Pour l’échec commercial, même si « Cloud Atlas » n’est pas un blockbuster à la « Transformers » (et heureusement ^_^), ce n’est pas non plus un film difficile à suivre et il utilise toutes les recettes habituelles des genres mis en avant, je ne sais pas si l’explication est à chercher de ce côté-là. Je pencherai pour une combinaison des déceptions successives des différents réalisateurs impliqués dans l’histoire qui ont peut-être refroidi le public (je dois dire que je ne suis même pas allé voir « Speed Racer » des Wachowski alors que je fais partie des derniers fans hardcore du premier « Matrix » et si je suis allée voir ce film-ci, c’est uniquement par curiosité pour l’histoire, les réalisateurs m’auraient fait hésiter sans cela) et, comme le disait Vert, de la possibilité de voir ce film « autrement ». Si j’avais voulu, j’aurais pu voir « Cloud Atlas » en octobre (ou novembre, je ne sais plus), j’ai attendu parce que je voulais le voir au cinéma, mais il était très (très) facile de mettre la main dessus. Comme, justement, il n’a pas bénéficié des moyens de promotion des blockbusters (il faut avouer que, de notre côté de la planète en tout cas, ça a été assez soft comme campagne publicitaire), ceux qui ont voulu tester avant d’éventuellement le voir sur grand écran ont pu le faire à loisir…

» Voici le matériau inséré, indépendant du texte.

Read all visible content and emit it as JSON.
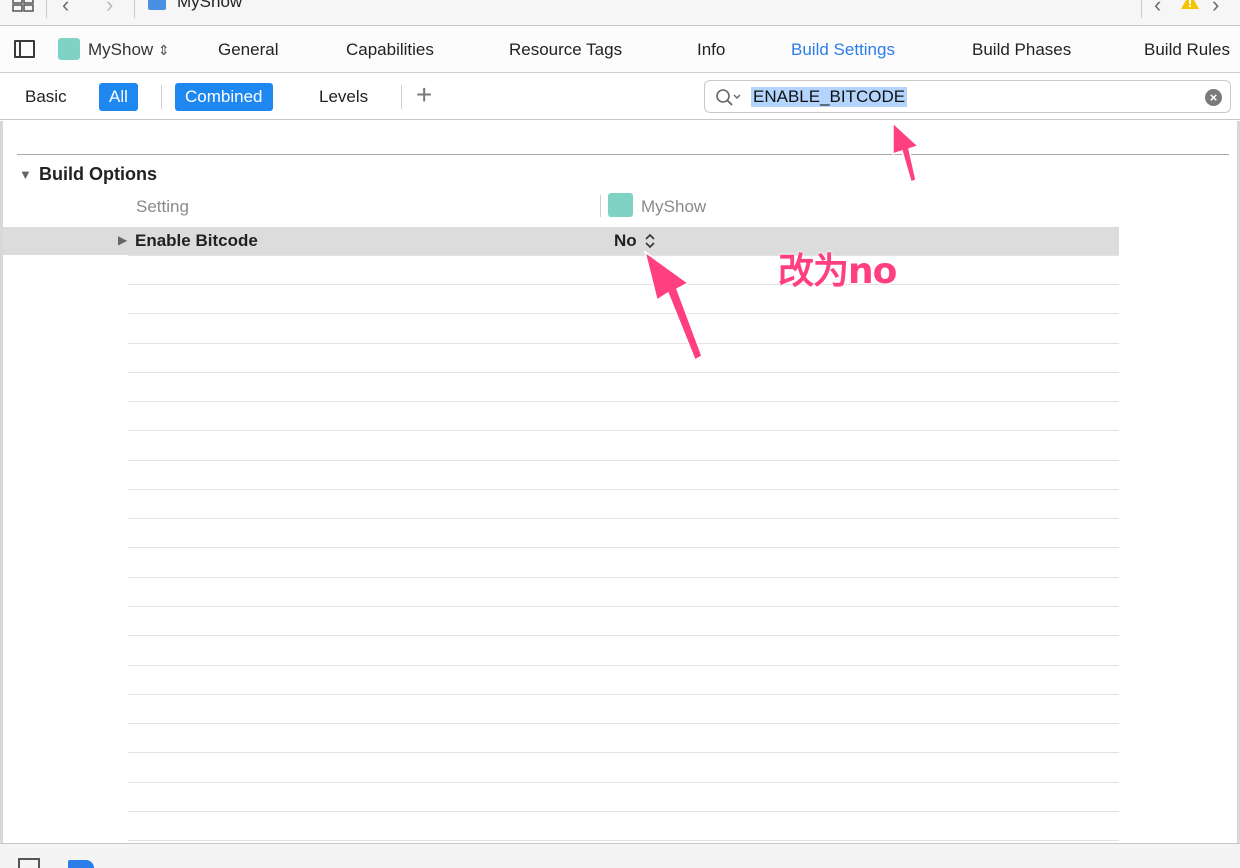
{
  "jumpbar": {
    "project_title": "MyShow",
    "back_icon": "chevron-left-icon",
    "forward_icon": "chevron-right-icon",
    "warning_color": "#f5c400"
  },
  "tabbar": {
    "target_name": "MyShow",
    "tabs": [
      {
        "label": "General"
      },
      {
        "label": "Capabilities"
      },
      {
        "label": "Resource Tags"
      },
      {
        "label": "Info"
      },
      {
        "label": "Build Settings"
      },
      {
        "label": "Build Phases"
      },
      {
        "label": "Build Rules"
      }
    ],
    "active_tab": "Build Settings",
    "accent": "#2b7de9"
  },
  "filterbar": {
    "basic": "Basic",
    "all": "All",
    "combined": "Combined",
    "levels": "Levels",
    "add": "+",
    "search_value": "ENABLE_BITCODE"
  },
  "settings": {
    "section_title": "Build Options",
    "col_setting": "Setting",
    "col_target": "MyShow",
    "rows": [
      {
        "name": "Enable Bitcode",
        "value": "No"
      }
    ]
  },
  "annotation": {
    "text": "改为no",
    "color": "#ff3f7f"
  }
}
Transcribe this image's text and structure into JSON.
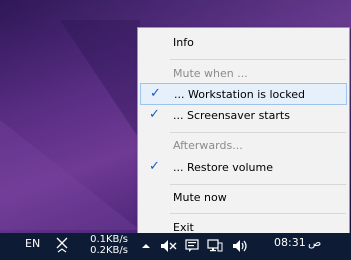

PS: C’est quoi ce truc qui arrive après la fin et pour lequel il faut rester? Je suis restée jusqu’aux crédits musicaux, je n’ai rien vu, j’ai loupé une scène supplémentaire? :°-(
J’avoue que je n’ai pas vu passer ce film sur les réseaux « alternatifs », sans doute car je n’attendais qu’une chose : le voir au cinéma. Mais c’est quand même bien dommage de voir un film pareil être un échec alors qu’avec de jolis moyens, que l’on qualifiera d’attractifs pour le grand public, et un fond tout à fait compréhensible, il avait tout pour faire date.
Il fera date quand même, mais seulement pour certains « initiés », c’est bien dommage…
PS : pour le truc de la fin, c’est le moment où on voit tous les rôles joués par chacun des acteurs. Comme je ne les avait pas tous reconnus, j’ai été surpris plus d’une fois !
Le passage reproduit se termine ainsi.